Première
par Thomas Baurez
Un corps raide, posé sur un catafalque, en tenue d’apparat. La violence et la peur contenues derrière les traits figés de ce beau visage sont atténuées par le décorum funéraire. Celui-ci retire jusqu’à l’identité du défunt. L’enjeu du cinéaste Rachid Hami (La Mélodie) est de redonner un nom à ce jeune homme aux paupières closes, de raconter son histoire. Une histoire, « vraie », tragique, singulière.
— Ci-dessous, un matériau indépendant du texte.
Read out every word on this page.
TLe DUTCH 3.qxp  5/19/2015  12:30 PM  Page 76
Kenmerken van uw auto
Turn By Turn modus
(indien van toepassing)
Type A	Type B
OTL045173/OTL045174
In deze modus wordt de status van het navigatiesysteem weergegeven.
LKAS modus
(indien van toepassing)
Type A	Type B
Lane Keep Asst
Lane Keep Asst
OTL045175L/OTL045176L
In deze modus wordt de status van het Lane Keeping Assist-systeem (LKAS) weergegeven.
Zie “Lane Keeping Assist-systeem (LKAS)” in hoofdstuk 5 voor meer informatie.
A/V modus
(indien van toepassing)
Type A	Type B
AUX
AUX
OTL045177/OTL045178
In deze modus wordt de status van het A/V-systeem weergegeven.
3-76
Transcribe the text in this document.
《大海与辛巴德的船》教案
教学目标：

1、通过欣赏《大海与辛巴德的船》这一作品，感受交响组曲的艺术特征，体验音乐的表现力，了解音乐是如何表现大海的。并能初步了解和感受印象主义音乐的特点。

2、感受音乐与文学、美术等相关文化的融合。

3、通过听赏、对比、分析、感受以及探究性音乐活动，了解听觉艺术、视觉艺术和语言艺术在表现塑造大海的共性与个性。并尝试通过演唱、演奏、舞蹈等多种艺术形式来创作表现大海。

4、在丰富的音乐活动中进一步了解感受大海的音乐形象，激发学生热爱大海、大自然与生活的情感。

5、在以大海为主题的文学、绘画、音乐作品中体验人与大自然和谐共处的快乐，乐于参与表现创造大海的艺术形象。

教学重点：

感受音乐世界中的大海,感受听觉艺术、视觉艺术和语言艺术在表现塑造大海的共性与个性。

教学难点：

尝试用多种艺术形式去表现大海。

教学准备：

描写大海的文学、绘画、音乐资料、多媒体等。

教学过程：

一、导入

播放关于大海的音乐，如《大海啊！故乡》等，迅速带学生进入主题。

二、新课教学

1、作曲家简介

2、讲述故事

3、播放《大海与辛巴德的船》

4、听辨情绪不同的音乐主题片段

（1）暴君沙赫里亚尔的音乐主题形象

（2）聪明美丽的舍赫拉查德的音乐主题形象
Aïssa, 23 ans, jeune français d’origine algérienne (Shaïn Boumedine, révélé par Mektoub My Love), passé par Science-Po, meurt noyé lors d’une cérémonie d’intégration à la prestigieuse école militaire Saint-Cyr. Le film part de là. Aïssa pour les besoins de la fiction, s’appelait en réalité Jallal. C’était le frère de Rachid Hami. Pour la France, n’est pas une film-enquête visant à dénoncer une institution militaire viciée de l’intérieur, mais de réfléchir à la notion même d’engagement et – osons le mot – d’égalité. Jallal aura-t-il le droit à des honneurs dans la cour des Invalides ou juste à une cérémonie en catimini dans un cimetière de Bobigny ? Ismaël, son grand-frère (Karim Leklou) décide de se battre pour sauver l’honneur de son cadet dont il est le parfait contretype : aussi rugueux et sauvage qu’Aïssa était doux. Leklou porte sur lui et en lui, toute la tension du film. Regard sombre, corps solide à l’allure faussement incertaine, il avance comme un animal indompté. Pour la France, c’est un drame fraternel, où pour enfin se retrouver il faut être un peu « ailleurs » (les magnifiques séquences à Tapeï), pris dans les rets de puissants flashbacks.